APRICOTS is a produce identification training system for grocery store cashiers. The system teaches cashiers to identify produce items by name and price lookup (PLU) code. The training provides external instructional events to support the cashier's internal processes of learning. Interviews and observations were used to understand the cashiers' job and relevant issues in produce recognition training. Then, an adaptive instructional design strategy and associated graphical user interface was developed. An evaluation at a large supermarket chain will be used to obtain feedback from cashiers on the effectiveness of APRICOTS' underlying instructional design compared to current training methods.
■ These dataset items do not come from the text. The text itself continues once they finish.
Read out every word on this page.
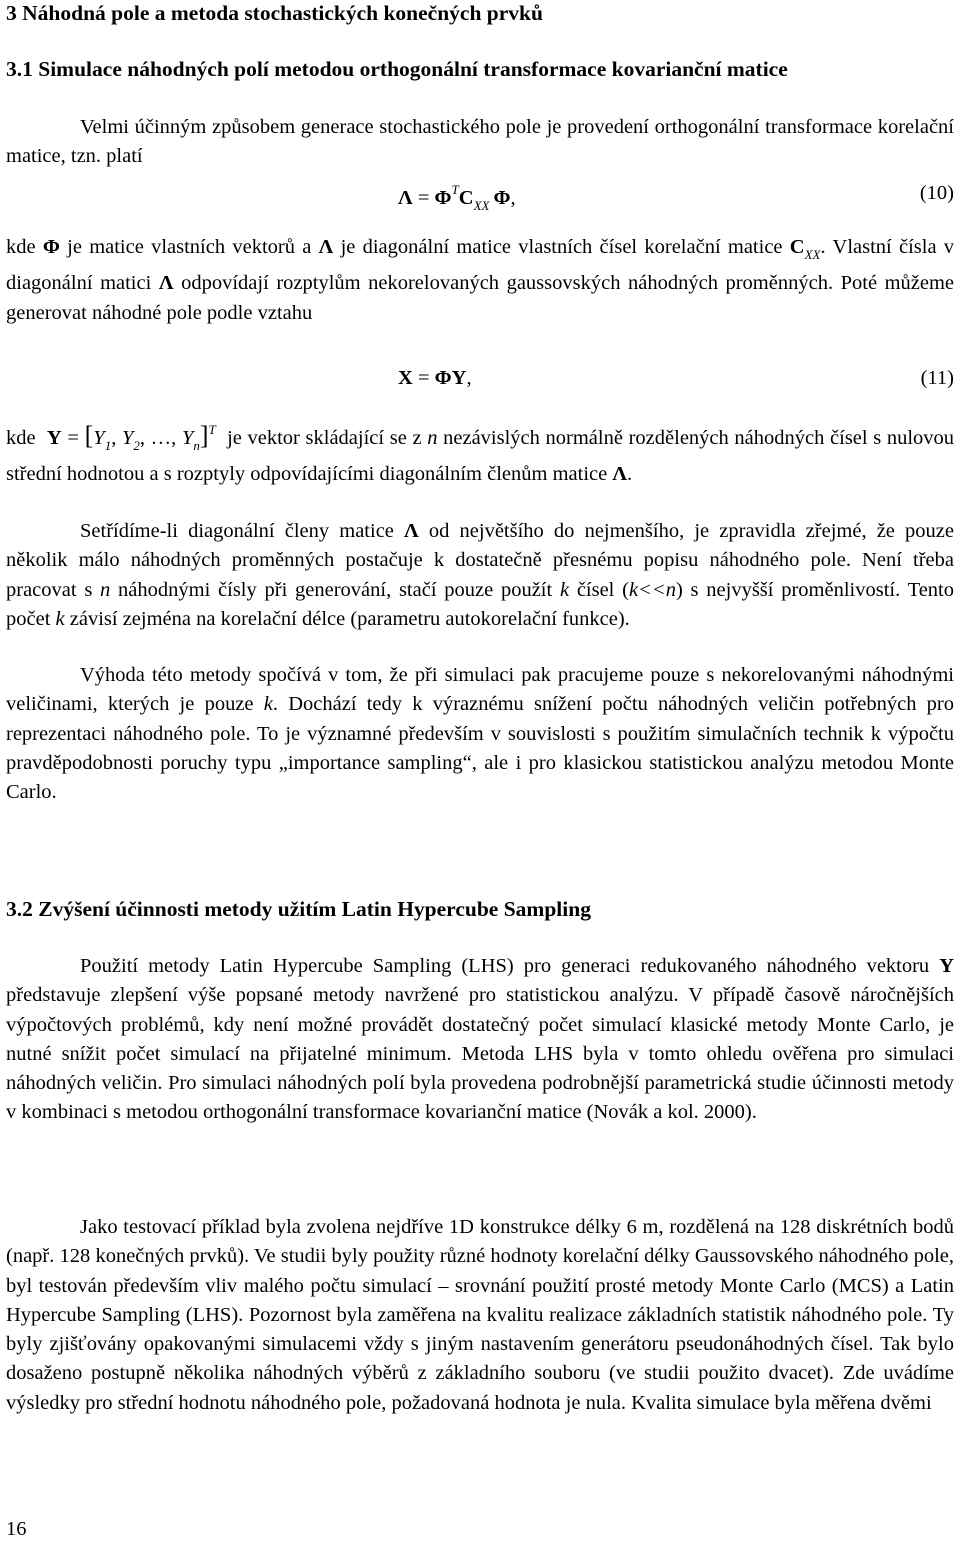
3 Náhodná pole a metoda stochastických konečných prvků
3.1 Simulace náhodných polí metodou orthogonální transformace kovarianční matice

Velmi účinným způsobem generace stochastického pole je provedení orthogonální transformace korelační matice, tzn. platí

$\Lambda = \Phi^TC_{XX}$ Φ,	(10)
kde Φ je matice vlastních vektorů a Λ je diagonální matice vlastních čísel korelační matice $C_{XX}$. Vlastní čísla v diagonální matici Λ odpovídají rozptylům nekorelovaných gaussovských náhodných proměnných. Poté můžeme generovat náhodné pole podle vztahu
X = ΦY,	(11)
kde $Y = [Y_1$, $Y_2$, …, $Y_n]^T$ je vektor skládající se z n nezávislých normálně rozdělených náhodných čísel s nulovou střední hodnotou a s rozptyly odpovídajícími diagonálním členům matice Λ.

Setřídíme-li diagonální členy matice Λ od největšího do nejmenšího, je zpravidla zřejmé, že pouze několik málo náhodných proměnných postačuje k dostatečně přesnému popisu náhodného pole. Není třeba pracovat s n náhodnými čísly při generování, stačí pouze použít k čísel (k<<n) s nejvyšší proměnlivostí. Tento počet k závisí zejména na korelační délce (parametru autokorelační funkce).

Výhoda této metody spočívá v tom, že při simulaci pak pracujeme pouze s nekorelovanými náhodnými veličinami, kterých je pouze k. Dochází tedy k výraznému snížení počtu náhodných veličin potřebných pro reprezentaci náhodného pole. To je významné především v souvislosti s použitím simulačních technik k výpočtu pravděpodobnosti poruchy typu „importance sampling“, ale i pro klasickou statistickou analýzu metodou Monte Carlo.

3.2 Zvýšení účinnosti metody užitím Latin Hypercube Sampling

Použití metody Latin Hypercube Sampling (LHS) pro generaci redukovaného náhodného vektoru Y představuje zlepšení výše popsané metody navržené pro statistickou analýzu. V případě časově náročnějších výpočtových problémů, kdy není možné provádět dostatečný počet simulací klasické metody Monte Carlo, je nutné snížit počet simulací na přijatelné minimum. Metoda LHS byla v tomto ohledu ověřena pro simulaci náhodných veličin. Pro simulaci náhodných polí byla provedena podrobnější parametrická studie účinnosti metody v kombinaci s metodou orthogonální transformace kovarianční matice (Novák a kol. 2000).

Jako testovací příklad byla zvolena nejdříve 1D konstrukce délky 6 m, rozdělená na 128 diskrétních bodů (např. 128 konečných prvků). Ve studii byly použity různé hodnoty korelační délky Gaussovského náhodného pole, byl testován především vliv malého počtu simulací – srovnání použití prosté metody Monte Carlo (MCS) a Latin Hypercube Sampling (LHS). Pozornost byla zaměřena na kvalitu realizace základních statistik náhodného pole. Ty byly zjišťovány opakovanými simulacemi vždy s jiným nastavením generátoru pseudonáhodných čísel. Tak bylo dosaženo postupně několika náhodných výběrů z základního souboru (ve studii použito dvacet). Zde uvádíme výsledky pro střední hodnotu náhodného pole, požadovaná hodnota je nula. Kvalita simulace byla měřena dvěmi

16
The Management Discovery Tool (MDT) [1] is an NCR data mining tool that allows users (managers, executives, database administrators) to generate reports summarizing situations, trends, and events from their data warehouse without knowing SQL query language or the structure of their data. Initial requirements were gathered via customer interviews, focus groups, analysis of similar products and previous prototypes. A task analysis was performed on these data. Interface ideas/prototypes were generated via sketches and Visual Basic. Prototypes were evaluated via user interviews, design reviews and usability testing. Then, a user-interface specification (6 versions) was written. Other interface and functional modifications have been made concurrent with development. Beta tests begin in December 1995, to be followed by a series of point releases.
The National Medical Practices Knowledge Banks project (funded by the National Institute of Standards and Technology) will result in an on-line, intelligent multimedia desk reference (including text, audio, narrated surgery video, relevant medical images and virtual reality simulations) for medical specialties (initially neurosurgery). Users include medical professionals and students. The project is conducted by a consortium comprising NIST, NCR, AT&T, Allegheny-Singer Research Institute, Allegheny General Hospital, Allegheny University of Health Sciences, Carnegie-Mellon University and Clark-Atlanta University. The planned system will include support tools and services that facilitate the capture, organization, access to, and use of expert experience and knowledge. These tools and services will include computer-supported conferencing, synthetic interviews with experts, illustrative cases and patient management plans, on-line references, medical procedures video and case data. The HITC is conducting needs finding (ethnographic field study), participatory design (scenario-based design), formal task/scenario representation, user interface design and usability evaluations. Nearing completion of the first year of a five-year effort, field trials and a usability evaluation of a demonstration system will begin in late 1996.